Moreno attribue à l’hypnose la fonction de démarreur (starter), destiné à favoriser la communication et la productivité thérapeutique. Il libère le patient de ses barrières inhibitrices et lui permet d’accéder à un état de plus grande spontanéité.

Il peut arriver qu’il faille renforcer et approfondir l’état hypnotique en cours de séance. L’essentiel est d’amener le protagoniste à produire des actions concrètes, grâce à l’intervention éventuelle du meneur de jeu. Les prolongements du jeu hypnodramatique, qualifiés d’épreuves ou de corrections de rêve, permettent finalement au patient de devenir « son propre scénariste de rêves créateurs ». Ajoutons que certaines séances d’hypnodrame peuvent aussi être le point de départ d’hypnoses conversationnelles proche du « rêve éveillé dirigé » selon R. Desoille.

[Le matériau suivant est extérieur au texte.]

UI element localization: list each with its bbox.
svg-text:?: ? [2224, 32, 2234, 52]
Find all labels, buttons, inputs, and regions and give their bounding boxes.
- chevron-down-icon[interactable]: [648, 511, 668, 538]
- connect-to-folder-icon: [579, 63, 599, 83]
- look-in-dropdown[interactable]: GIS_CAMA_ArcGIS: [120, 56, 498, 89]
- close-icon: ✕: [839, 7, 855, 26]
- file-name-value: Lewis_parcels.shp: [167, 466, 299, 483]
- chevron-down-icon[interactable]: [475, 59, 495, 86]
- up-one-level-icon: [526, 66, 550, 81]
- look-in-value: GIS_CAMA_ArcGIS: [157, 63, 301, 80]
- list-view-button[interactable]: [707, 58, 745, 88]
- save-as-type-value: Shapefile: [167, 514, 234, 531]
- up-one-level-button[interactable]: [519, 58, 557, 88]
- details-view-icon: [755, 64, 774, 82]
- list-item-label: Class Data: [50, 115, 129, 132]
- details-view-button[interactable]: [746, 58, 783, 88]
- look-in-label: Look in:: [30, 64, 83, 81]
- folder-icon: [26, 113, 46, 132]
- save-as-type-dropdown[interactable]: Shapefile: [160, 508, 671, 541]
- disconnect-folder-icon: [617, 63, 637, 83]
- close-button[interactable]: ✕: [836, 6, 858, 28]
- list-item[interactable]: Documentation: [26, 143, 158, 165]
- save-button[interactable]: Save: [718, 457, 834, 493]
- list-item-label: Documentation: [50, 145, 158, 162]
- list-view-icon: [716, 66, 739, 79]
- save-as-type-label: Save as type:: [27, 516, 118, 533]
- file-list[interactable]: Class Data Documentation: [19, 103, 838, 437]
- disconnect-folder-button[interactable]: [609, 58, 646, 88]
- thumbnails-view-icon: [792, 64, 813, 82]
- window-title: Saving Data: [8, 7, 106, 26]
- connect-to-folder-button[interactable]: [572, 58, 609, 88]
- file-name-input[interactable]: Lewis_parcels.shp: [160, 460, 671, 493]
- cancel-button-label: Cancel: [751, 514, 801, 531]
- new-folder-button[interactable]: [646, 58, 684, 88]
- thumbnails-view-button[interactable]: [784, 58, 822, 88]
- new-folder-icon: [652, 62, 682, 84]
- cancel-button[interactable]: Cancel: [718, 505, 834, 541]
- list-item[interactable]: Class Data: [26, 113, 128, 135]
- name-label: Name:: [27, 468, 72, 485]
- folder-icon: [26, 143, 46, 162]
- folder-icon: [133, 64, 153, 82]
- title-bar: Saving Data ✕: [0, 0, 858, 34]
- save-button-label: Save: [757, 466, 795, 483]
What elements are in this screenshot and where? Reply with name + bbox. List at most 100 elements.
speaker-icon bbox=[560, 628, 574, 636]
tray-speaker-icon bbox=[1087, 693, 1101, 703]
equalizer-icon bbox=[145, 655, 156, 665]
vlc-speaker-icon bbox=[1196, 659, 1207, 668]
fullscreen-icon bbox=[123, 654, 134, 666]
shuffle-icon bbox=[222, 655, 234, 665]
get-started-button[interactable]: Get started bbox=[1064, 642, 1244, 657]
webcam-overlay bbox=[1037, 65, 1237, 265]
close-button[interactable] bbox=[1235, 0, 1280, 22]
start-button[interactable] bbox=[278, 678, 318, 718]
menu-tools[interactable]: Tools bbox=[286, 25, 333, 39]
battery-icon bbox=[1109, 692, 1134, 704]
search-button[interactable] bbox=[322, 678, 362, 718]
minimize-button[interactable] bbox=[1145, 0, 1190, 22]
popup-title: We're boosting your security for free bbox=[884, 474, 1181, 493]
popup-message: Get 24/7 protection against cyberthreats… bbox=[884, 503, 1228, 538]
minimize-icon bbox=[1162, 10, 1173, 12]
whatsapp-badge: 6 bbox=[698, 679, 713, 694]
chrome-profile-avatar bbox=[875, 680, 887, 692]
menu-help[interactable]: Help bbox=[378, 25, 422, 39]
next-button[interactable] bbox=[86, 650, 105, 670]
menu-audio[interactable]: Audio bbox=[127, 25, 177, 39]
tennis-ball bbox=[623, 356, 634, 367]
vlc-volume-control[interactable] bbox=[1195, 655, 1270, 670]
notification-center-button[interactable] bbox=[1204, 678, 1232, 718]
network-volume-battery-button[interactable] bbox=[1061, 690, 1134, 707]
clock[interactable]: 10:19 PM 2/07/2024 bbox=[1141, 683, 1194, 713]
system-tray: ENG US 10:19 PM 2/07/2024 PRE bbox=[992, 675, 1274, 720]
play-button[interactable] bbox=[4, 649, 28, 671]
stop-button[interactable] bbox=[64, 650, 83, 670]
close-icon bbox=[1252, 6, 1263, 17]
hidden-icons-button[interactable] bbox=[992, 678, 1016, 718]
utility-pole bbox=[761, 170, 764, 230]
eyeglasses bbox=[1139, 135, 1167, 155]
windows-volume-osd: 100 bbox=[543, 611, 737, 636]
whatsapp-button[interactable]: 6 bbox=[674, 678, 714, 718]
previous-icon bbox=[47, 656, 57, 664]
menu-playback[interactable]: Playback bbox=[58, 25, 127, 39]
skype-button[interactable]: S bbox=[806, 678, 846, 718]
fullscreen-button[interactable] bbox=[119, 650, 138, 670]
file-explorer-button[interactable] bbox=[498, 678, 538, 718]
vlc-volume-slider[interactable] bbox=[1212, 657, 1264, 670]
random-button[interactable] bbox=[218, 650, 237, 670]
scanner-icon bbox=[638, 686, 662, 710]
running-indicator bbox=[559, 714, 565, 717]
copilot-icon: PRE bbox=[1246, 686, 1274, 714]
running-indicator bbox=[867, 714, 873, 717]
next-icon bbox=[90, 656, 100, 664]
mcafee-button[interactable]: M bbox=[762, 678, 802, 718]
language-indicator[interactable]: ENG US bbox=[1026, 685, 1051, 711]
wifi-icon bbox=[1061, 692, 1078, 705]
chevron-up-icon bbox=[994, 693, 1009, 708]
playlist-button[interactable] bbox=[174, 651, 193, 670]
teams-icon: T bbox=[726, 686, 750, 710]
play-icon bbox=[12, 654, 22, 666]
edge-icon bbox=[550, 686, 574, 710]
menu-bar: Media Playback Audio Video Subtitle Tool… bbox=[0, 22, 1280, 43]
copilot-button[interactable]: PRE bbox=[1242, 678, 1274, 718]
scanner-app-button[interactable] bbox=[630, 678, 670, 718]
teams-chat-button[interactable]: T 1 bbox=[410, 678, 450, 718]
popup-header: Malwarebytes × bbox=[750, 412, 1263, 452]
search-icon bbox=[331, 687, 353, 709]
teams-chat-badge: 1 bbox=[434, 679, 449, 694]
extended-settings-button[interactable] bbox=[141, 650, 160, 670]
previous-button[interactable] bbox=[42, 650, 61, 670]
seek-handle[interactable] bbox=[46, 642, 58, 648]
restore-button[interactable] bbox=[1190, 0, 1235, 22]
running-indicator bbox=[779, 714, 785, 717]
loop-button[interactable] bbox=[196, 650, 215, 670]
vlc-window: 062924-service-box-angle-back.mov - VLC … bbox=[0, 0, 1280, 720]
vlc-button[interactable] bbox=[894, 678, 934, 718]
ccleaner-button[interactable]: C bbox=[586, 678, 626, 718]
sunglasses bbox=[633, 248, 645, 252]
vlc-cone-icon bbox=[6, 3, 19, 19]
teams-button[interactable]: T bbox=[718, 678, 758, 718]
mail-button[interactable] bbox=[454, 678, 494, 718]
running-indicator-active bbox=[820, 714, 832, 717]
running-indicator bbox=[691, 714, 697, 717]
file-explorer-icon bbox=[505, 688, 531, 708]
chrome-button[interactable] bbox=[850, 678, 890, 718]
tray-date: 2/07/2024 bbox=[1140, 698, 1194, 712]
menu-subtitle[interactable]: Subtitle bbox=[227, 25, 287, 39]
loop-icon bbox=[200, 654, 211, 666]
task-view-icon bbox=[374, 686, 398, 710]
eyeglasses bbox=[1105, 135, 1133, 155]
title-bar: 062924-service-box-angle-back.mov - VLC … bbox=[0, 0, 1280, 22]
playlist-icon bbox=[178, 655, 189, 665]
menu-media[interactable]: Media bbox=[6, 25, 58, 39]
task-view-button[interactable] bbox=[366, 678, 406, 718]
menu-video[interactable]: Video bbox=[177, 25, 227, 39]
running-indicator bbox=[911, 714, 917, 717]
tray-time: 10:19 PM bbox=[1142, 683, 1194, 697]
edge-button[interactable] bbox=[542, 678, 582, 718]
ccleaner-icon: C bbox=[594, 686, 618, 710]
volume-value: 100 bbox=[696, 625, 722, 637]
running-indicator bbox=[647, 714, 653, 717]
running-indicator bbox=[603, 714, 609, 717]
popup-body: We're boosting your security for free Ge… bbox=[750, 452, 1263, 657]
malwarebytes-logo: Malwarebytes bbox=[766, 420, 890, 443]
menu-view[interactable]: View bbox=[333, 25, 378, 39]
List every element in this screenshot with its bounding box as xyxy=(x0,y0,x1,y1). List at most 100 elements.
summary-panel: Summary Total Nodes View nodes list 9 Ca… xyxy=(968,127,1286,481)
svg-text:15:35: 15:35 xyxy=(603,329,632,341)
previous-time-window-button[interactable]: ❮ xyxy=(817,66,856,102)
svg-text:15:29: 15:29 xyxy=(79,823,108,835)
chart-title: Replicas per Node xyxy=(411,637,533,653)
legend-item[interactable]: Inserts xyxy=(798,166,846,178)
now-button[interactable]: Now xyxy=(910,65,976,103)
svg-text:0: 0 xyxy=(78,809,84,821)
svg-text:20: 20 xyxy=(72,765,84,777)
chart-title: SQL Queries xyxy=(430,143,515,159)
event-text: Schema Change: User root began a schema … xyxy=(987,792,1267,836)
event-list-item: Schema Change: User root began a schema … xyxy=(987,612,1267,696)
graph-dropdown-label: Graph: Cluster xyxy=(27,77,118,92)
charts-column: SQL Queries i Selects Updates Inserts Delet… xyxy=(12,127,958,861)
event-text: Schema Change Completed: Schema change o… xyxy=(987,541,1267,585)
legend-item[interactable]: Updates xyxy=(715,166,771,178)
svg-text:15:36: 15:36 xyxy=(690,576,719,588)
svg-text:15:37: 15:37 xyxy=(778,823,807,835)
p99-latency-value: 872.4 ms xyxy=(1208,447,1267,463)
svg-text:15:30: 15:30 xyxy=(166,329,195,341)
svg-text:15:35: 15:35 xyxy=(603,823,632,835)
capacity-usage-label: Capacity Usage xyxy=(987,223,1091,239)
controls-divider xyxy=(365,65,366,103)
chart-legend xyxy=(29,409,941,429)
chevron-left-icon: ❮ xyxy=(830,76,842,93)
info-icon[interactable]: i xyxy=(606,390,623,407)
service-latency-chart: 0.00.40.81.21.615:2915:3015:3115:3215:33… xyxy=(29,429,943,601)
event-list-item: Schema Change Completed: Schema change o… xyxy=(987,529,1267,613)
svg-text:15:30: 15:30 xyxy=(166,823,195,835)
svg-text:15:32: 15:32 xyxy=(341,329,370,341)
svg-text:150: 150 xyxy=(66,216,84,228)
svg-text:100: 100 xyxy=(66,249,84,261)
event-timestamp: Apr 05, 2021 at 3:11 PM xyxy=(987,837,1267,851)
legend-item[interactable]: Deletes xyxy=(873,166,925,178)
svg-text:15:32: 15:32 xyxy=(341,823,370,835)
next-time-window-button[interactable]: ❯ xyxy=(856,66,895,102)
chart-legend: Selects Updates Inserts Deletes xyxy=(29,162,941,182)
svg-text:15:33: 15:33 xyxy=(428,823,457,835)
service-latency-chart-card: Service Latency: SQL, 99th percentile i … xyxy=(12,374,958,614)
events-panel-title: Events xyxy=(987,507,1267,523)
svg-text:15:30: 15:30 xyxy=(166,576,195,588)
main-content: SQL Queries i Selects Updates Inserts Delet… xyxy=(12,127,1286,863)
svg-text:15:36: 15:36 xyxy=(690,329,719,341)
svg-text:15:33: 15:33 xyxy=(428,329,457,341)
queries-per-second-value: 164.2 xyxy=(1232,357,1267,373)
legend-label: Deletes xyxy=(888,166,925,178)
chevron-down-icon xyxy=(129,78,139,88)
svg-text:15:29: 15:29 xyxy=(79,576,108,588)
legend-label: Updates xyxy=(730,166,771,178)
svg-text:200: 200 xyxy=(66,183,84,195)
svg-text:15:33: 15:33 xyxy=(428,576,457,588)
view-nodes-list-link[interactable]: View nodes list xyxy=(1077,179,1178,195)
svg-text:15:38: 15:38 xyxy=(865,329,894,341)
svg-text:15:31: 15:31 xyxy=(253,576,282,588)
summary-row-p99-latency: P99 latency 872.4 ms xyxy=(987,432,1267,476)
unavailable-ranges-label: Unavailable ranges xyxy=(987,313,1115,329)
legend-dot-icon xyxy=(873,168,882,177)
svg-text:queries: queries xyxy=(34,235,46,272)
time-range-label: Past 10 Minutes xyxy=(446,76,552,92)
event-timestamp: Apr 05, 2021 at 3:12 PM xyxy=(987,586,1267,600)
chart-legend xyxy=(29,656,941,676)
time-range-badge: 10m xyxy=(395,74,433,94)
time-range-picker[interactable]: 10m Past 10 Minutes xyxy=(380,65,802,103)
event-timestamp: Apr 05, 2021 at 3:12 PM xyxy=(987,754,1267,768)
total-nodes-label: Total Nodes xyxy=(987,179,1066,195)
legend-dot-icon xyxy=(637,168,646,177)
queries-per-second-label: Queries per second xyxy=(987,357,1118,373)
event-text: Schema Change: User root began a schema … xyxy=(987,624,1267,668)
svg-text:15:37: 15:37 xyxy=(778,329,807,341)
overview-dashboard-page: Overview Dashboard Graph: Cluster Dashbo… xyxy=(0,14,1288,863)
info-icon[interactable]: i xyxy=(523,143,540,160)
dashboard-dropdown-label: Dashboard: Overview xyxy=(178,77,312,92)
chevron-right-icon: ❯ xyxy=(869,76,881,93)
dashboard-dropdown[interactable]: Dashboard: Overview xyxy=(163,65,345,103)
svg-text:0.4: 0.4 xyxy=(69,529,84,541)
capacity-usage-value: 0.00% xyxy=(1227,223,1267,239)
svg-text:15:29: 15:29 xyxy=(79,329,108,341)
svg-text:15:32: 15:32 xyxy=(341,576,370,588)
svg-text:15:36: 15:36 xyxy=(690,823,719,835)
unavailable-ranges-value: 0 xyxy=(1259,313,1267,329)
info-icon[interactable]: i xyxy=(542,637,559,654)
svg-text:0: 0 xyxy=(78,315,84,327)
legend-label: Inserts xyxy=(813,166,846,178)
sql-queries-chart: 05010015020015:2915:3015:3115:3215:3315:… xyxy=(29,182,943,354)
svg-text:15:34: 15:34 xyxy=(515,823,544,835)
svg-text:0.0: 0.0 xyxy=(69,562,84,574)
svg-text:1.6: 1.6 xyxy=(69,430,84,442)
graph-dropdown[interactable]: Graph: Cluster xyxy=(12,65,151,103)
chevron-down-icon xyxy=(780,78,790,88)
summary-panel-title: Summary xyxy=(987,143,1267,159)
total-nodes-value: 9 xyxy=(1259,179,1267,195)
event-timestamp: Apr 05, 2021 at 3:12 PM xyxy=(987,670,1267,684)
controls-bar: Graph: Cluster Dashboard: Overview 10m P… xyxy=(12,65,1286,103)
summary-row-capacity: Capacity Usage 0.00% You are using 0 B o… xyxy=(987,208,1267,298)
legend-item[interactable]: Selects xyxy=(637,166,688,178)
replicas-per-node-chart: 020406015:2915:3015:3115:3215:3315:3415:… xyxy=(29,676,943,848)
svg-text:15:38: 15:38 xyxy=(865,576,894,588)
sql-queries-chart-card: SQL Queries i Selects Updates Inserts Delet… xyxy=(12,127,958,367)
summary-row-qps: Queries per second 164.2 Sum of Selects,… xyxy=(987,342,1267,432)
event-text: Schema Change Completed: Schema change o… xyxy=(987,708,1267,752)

On peut d’ailleurs penser que s’investir dans un rôle en hypnopsychodrame comme sur une scène de théâtre, c’est s’installer dans une sorte de bi-sociation (plutôt que dissociation), être à la fois ici et ailleurs, aujourd’hui et hier ou demain, être soi et quelqu’un d’autre en devenir.

Citant Louis Jouvet, Fr. Roustang fait un parallèle entre le fameux « paradoxe du comédien » et le paradoxe du thérapeute (ou du patient) : l’un et l’autre sont dans « un état clinique inconscient », c’est-à-dire hypnotique5.

Notes

1S. Freud. Introduction à la psychanalyse. Payot, Paris 1987, p. 424.
2J. L. Moreno & J. M. Enneis. Hypnodrama and psychodrama. Beacon House, N.Y. 1950.
3Th. Melchior. Créer le réel. Seuil, Paris 1998.
4R. Krojanker. Training of the unconscious by hypnodramatic reenactment of dreams. in Group Psychotherapy 15, 1962, p. 134 ss.
5Fr. Roustang. Influence. éd. Minuit, Paris, 1990, p. 172.